| Période de fabrication : 2000-2024 | Fabricant : BRUKER | |
| Domaines : Physique, Matériaux | Sous-domaines : Cristallographie | |
| Organisme : Université de Nantes - UFR Sciences et techniques | Ville : Nantes | |
| Modèle : Vertex 70 | Matériaux : |
Description
Le spectromètre infrarouge à transformée de Fourier BRUKER vertex 70 se présente sous la forme d'une boîte rectangulaire, à laquelle est adjoint un dispositif d'observation microscopique. Le tout est relié à un ordinateur. L'appareil s'ouvre à l'aide d'une trappe, permettant d'accéder à un compartiment où l'on place l'échantillon étudié. La boîte renferme un interféromètre de Michelson, composé de deux miroirs, un fixe et un tournant, et d'une séparatrice à 45°.
Une source de lumière infrarouge émet un faisceau séparé en deux ondes, qui se réfléchissent sur les miroirs de l'interféromètre et se recombinent. La lumière traverse ensuite l'échantillon qui va absorber certaines raies spectrales caractéristiques du matériau et de ses vibrations. Des détecteurs permettent de collecter la lumière non absorbée à l'arrière des échantillons, de taille d'environ 7 mm. Le microscope sert, pour sa part, à observer les modes de vibrations d'échantillons plus petits, de l'ordre de 100 microns. L'expérience est également réalisée sans échantillon pour comparer les données obtenues. Le principe de la transformée de Fourier permet de passer de l'intensité lumineuse du faisceau recombiné à un espace de fréquences. Les résultats sont transmis à l'ordinateur, où l'on peut visualiser les spectres d'aborption obtenus et caractériser ainsi le matériau étudié.
Utilisation
Cet appareil, en fonctionnement à l'Institut des matériaux de Nantes, remplace depuis 2006 environ, les deux interféromètres NICOLET en usage précédemment au laboratoire. Le remplacement de ce type d'appareils est envisagé tous les quinze ans, en raison de l'usure des composants électroniques devenus irremplaçables, notamment l'usure des cartes électroniques. Les détecteurs ont été légèrement améliorés mais le principe est similaire.

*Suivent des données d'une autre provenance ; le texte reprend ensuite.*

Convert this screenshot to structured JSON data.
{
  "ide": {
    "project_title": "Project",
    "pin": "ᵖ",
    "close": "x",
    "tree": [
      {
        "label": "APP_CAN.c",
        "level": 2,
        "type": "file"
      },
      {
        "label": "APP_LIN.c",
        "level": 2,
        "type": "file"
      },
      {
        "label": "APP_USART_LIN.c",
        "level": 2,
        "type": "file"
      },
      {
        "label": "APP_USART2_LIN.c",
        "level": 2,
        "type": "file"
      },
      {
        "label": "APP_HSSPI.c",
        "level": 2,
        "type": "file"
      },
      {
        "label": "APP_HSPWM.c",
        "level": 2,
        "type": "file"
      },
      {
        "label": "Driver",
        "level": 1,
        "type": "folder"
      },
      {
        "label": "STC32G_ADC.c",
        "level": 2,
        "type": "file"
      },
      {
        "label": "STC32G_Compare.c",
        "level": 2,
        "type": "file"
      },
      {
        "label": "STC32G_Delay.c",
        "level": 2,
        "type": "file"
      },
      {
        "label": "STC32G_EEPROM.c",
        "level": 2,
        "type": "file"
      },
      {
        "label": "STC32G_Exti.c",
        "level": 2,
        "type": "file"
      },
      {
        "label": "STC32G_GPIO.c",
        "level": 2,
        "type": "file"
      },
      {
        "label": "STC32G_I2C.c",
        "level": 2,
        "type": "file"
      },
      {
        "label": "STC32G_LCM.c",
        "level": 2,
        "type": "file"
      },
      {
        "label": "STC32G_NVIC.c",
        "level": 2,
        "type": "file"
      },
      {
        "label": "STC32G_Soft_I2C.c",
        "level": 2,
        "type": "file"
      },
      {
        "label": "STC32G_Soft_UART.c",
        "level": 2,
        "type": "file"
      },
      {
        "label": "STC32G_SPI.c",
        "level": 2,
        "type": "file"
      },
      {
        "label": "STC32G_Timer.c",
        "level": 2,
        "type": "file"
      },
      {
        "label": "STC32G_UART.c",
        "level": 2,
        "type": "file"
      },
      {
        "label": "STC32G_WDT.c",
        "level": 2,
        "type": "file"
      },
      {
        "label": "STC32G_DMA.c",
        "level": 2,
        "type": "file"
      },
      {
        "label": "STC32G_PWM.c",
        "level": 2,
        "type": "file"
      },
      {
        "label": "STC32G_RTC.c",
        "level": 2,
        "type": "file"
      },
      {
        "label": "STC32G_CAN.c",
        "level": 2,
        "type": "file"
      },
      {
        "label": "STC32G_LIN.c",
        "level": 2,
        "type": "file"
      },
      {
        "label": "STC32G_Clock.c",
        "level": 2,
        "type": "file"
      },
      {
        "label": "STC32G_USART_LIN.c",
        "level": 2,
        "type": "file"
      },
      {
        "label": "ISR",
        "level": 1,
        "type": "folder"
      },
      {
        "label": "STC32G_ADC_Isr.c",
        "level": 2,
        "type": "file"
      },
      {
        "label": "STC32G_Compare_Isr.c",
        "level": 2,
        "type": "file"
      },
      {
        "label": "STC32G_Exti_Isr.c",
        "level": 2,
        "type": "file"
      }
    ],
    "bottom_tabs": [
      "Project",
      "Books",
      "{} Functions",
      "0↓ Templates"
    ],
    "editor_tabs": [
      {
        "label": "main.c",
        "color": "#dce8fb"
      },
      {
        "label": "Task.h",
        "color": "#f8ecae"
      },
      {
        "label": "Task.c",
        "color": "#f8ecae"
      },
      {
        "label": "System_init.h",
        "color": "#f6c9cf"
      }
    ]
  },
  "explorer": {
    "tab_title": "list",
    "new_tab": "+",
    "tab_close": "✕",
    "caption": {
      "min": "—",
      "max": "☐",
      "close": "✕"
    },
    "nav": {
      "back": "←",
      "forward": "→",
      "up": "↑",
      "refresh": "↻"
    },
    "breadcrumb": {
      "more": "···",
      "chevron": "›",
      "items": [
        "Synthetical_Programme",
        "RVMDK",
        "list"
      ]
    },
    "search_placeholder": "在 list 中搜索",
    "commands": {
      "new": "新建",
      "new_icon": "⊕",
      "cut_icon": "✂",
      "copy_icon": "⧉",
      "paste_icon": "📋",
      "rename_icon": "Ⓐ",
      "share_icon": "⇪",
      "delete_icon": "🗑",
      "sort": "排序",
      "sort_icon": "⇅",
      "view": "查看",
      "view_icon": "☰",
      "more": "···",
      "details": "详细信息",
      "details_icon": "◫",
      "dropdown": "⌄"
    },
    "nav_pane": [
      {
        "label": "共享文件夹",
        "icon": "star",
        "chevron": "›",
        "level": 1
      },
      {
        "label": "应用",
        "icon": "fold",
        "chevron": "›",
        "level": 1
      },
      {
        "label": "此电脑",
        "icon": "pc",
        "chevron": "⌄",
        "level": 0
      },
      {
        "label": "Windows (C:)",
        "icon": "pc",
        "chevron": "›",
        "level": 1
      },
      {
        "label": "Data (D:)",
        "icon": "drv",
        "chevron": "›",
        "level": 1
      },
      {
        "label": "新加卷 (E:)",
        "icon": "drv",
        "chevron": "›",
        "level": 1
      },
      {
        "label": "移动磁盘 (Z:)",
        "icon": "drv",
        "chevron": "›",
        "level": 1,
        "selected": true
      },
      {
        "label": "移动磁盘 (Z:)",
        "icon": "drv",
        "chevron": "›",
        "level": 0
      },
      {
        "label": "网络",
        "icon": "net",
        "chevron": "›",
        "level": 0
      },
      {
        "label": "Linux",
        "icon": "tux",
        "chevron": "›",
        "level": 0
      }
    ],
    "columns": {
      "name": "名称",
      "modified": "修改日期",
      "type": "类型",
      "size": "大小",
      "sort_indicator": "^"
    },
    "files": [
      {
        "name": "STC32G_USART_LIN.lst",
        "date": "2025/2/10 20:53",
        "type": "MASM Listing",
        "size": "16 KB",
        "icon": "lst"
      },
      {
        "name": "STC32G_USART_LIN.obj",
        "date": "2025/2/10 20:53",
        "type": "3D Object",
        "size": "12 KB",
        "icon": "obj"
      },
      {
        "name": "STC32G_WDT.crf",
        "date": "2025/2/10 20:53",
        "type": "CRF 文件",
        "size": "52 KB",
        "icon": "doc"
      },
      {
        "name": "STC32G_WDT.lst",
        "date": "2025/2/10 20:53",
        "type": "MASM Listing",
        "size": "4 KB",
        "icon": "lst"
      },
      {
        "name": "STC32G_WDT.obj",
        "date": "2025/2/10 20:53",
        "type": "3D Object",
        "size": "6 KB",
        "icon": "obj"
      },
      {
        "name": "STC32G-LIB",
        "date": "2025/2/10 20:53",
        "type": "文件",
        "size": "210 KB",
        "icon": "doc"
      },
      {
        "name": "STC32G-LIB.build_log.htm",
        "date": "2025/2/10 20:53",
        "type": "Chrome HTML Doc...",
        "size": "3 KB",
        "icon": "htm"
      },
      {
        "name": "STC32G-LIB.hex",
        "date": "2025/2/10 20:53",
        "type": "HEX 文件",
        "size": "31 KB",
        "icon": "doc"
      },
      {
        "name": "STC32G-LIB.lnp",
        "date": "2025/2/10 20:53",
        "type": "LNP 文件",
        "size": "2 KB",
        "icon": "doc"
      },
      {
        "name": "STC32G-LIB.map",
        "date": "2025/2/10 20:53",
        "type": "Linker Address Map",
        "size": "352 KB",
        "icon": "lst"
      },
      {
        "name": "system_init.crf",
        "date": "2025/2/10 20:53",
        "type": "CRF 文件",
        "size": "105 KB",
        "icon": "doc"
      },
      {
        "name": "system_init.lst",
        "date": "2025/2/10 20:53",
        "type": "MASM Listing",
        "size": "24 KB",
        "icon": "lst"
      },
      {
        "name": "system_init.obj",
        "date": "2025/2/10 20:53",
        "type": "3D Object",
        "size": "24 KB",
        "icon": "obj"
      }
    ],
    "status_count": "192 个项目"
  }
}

Ce spectromètre permet de travailler pour des gammes de moyennes fréquences (4000-400 cm-1), mais peut aussi être converti en banc basses fréquences (650-50 cm-1), sa conception prévoyant un remplacement aisé de la source, de la séparatrice et des détecteurs. Il sert essentiellement à caractériser des matériaux fabriqués à l'IMN. Néanmoins, il peut aussi être ponctuellement utilisé pour des prestations et des expertises externes, en sous-traitance à des entreprises privées. Ainsi, une étude a été réalisée pour analyser du verre trouvé dans de la viande issue d'un abattoir de la région Pays de la Loire.